Opinion: Broker battle judgment highlights recruitment woes

The judgment in the long-running feud between rival inter-dealer brokers Tullett Prebon and BGC Brokers over the ­poaching of Tullett staff was handed down on 18 March.

James Libson
James Libson

The High Court held that BGC and two of its senior ­executives had committed conspiracy and ­inducement of breach of contract in ­connection with the recruitment and attempted recruitment of teams of Tullett brokers.

The case arose out of a recruitment drive by BGC, led by a former Tullett employee, during which teams of Tullett brokers were approached and offered ­substantial sign-on payments and ­’forward contracts’ (contracts that take effect once obligations towards a former employer expire).
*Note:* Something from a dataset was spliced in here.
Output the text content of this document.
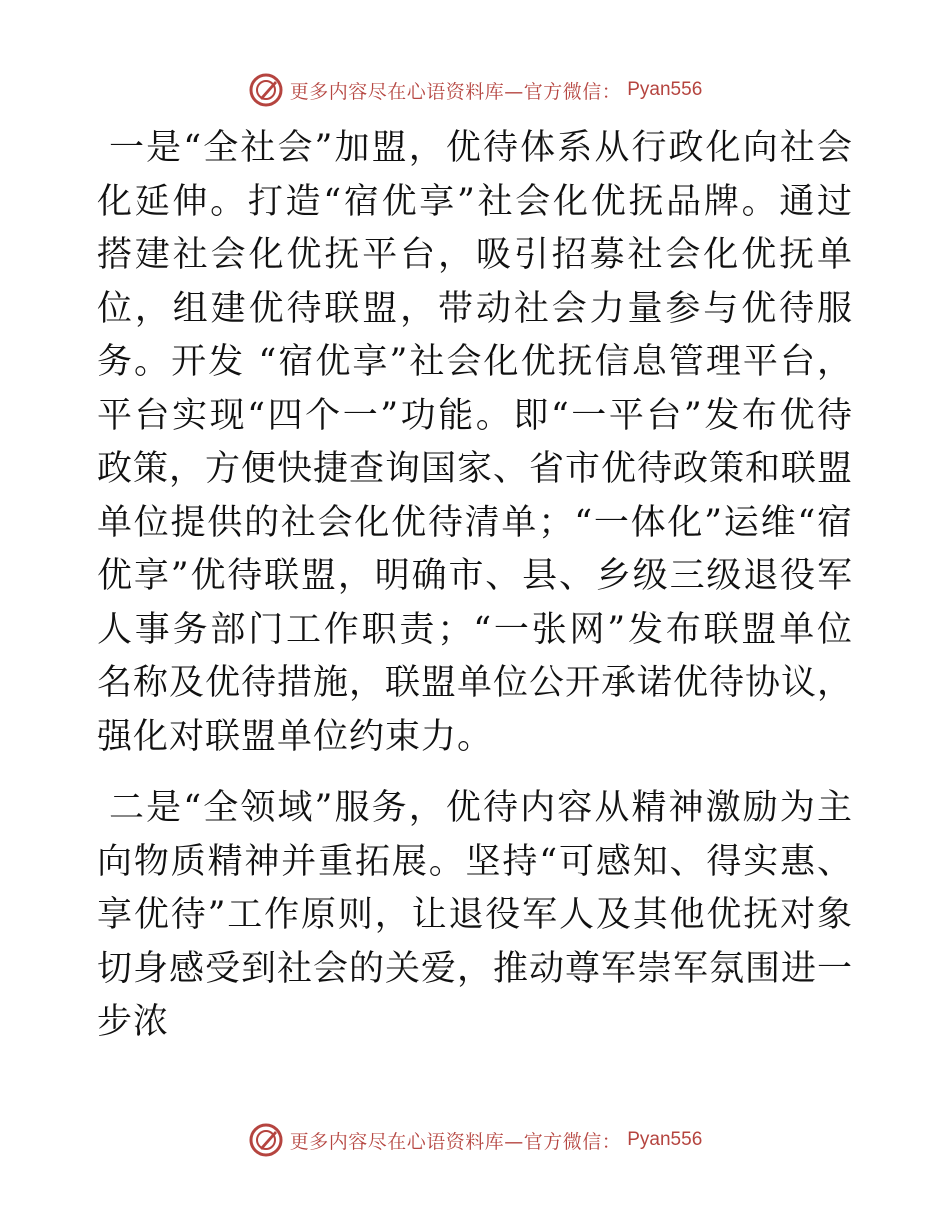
更多内容尽在心语资料库—官方微信： Pyan556

一是“全社会”加盟，优待体系从行政化向社会化延伸。打造“宿优享”社会化优抚品牌。通过搭建社会化优抚平台，吸引招募社会化优抚单位，组建优待联盟，带动社会力量参与优待服务。开发 “宿优享”社会化优抚信息管理平台，平台实现“四个一”功能。即“一平台”发布优待政策，方便快捷查询国家、省市优待政策和联盟单位提供的社会化优待清单；“一体化”运维“宿优享”优待联盟，明确市、县、乡级三级退役军人事务部门工作职责；“一张网”发布联盟单位名称及优待措施，联盟单位公开承诺优待协议，强化对联盟单位约束力。

二是“全领域”服务，优待内容从精神激励为主向物质精神并重拓展。坚持“可感知、得实惠、享优待”工作原则，让退役军人及其他优抚对象切身感受到社会的关爱，推动尊军崇军氛围进一步浓

更多内容尽在心语资料库—官方微信： Pyan556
Thirteen brokers signed contracts; three of them later changed their minds. To ­facilitate early release from lengthy fixed terms (preventing some brokers from ­joining BGC for at least another two or three years), a number of brokers, backed by indemnities from BGC, claimed that they had been constructively ­dismissed by Tullett and as such were ­entitled to walk away before the expiry of their contracts. In April 2009, Tullett obtained an ­injunction preventing BGC from approaching any other employees of Tullett until after the trial, and preventing those brokers who had already agreed to move from joining BGC for the same period.
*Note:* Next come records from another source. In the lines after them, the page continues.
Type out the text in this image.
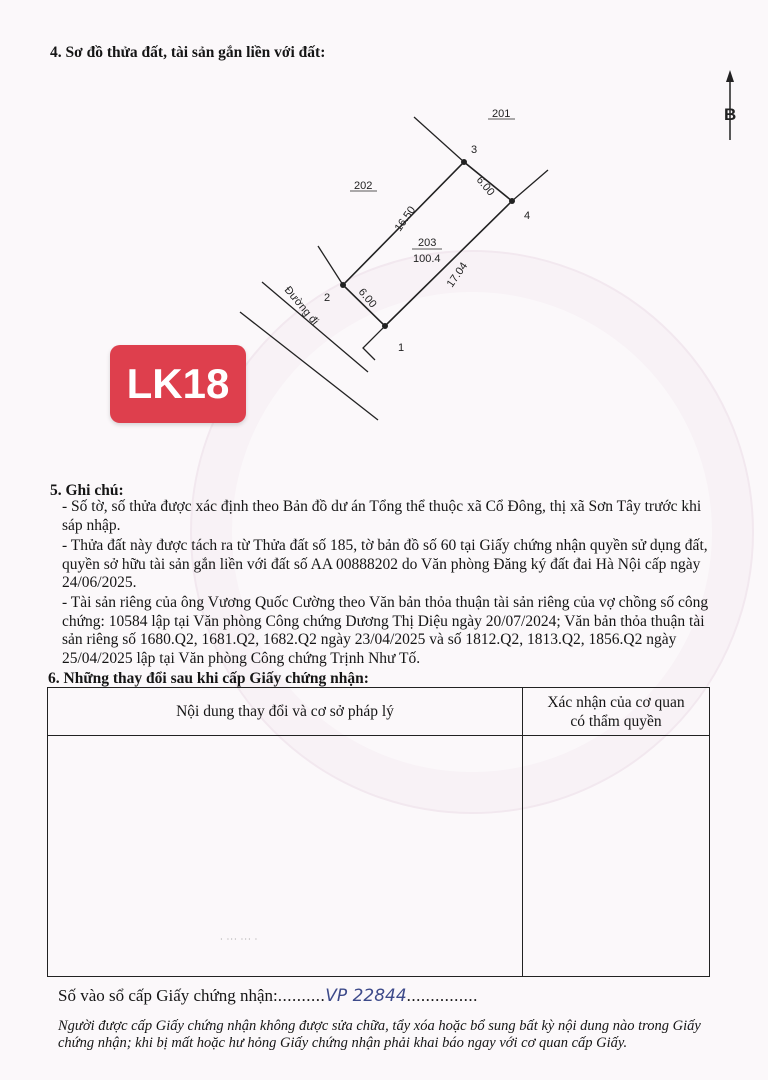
4. Sơ đồ thửa đất, tài sản gắn liền với đất:
B
201
202
203
100.4
1
2
3
4
16.50
17.04
6.00
6.00
Đường đi
LK18
5. Ghi chú:

- Số tờ, số thửa được xác định theo Bản đồ dư án Tổng thể thuộc xã Cổ Đông, thị xã Sơn Tây trước khi sáp nhập.

- Thửa đất này được tách ra từ Thửa đất số 185, tờ bản đồ số 60 tại Giấy chứng nhận quyền sử dụng đất, quyền sở hữu tài sản gắn liền với đất số AA 00888202 do Văn phòng Đăng ký đất đai Hà Nội cấp ngày 24/06/2025.

- Tài sản riêng của ông Vương Quốc Cường theo Văn bản thỏa thuận tài sản riêng của vợ chồng số công chứng: 10584 lập tại Văn phòng Công chứng Dương Thị Diệu ngày 20/07/2024; Văn bản thỏa thuận tài sản riêng số 1680.Q2, 1681.Q2, 1682.Q2 ngày 23/04/2025 và số 1812.Q2, 1813.Q2, 1856.Q2 ngày 25/04/2025 lập tại Văn phòng Công chứng Trịnh Như Tố.

6. Những thay đổi sau khi cấp Giấy chứng nhận:
Nội dung thay đổi và cơ sở pháp lý
Xác nhận của cơ quan có thẩm quyền
· ··· ··· ·

Số vào sổ cấp Giấy chứng nhận:..........VP 22844...............

Người được cấp Giấy chứng nhận không được sửa chữa, tẩy xóa hoặc bổ sung bất kỳ nội dung nào trong Giấy chứng nhận; khi bị mất hoặc hư hỏng Giấy chứng nhận phải khai báo ngay với cơ quan cấp Giấy.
The High Court held that BGC and the two senior executives had acted unlawfully, in that they had induced brokers to breach their contracts, including manufacturing constructive dismissals, and conspired to use desk heads to recruit their desks in breach of their obligations to Tullett. Mr Justice Jack also held that, to protect ­Tullett, in most cases 12 months was an appropriate period for the brokers to be kept on garden leave and out of the market, leaving them free to join BGC shortly, and that the injunction preventing BGC from approaching Tullett staff should remain in force for another 14 days after the ­judgment.
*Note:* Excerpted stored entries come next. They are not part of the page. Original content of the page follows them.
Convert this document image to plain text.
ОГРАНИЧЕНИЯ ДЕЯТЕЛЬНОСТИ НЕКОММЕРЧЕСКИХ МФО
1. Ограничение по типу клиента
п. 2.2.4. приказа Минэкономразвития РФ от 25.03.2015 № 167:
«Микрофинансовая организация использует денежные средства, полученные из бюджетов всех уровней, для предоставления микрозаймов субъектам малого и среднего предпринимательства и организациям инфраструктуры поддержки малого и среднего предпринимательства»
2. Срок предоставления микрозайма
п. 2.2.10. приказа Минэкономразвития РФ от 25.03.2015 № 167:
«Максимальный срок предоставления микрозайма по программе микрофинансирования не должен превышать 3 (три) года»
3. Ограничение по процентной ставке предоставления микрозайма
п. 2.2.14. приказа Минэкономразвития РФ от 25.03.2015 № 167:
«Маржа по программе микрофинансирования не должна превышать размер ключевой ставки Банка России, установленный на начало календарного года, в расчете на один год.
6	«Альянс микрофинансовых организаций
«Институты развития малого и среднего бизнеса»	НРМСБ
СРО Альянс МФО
When the hysteria and the lurid ­evidence are put aside, the case has not, in fact, altered the law relevant to team moves. It does, however, demonstrate the difficulty in achieving successful team moves lawfully. The tactics used to poach teams are not unusual, frequently ­engineered to try to ensure there is no breach of individual employees’ ­non-solicitation clauses in their contracts. This may be achieved by first approaching the most senior member of the team, and then the remainder of the team, which will tend to follow its leader. Provided fixed terms and/or notice periods are adhered to and (this may prove more difficult) no team member is involved, directly or indirectly, in soliciting anyone else, there will ­normally be no breach of contract. ­However, if employees collude in a mass exodus, or indeed smaller-scale departures, and if the recruiting employer is assisting or encouraging such collusion, the ­employees may be faced with claims for breaches of the implied duties of good faith and fidelity, and in some cases for breaches of fiduciary duties, and the competitor with claims for ­inducing those breaches.

Rebuilding teams and client relationships can take years. This case highlights the need for employers to take steps to try to prevent team moves, particularly in industries where the departure of one or more teams can cause a serious hit to profits. Such steps include having well-drafted team move restrictions in employment contracts, ­staggering the expiry of contracts within teams and including obligations on ­employees to inform their employer of any approaches made by competitors.

The case is the latest example of the courts’ increased willingness, in the right circumstances, to uphold restraints of trade, such as garden leave, against employees for what may be significant periods of time. Presumably, BGC is ­hoping that the former Tullett brokers who have been prevented from working for the past year will be able to get up to speed relatively quickly. If not, it is an expensive way to recruit.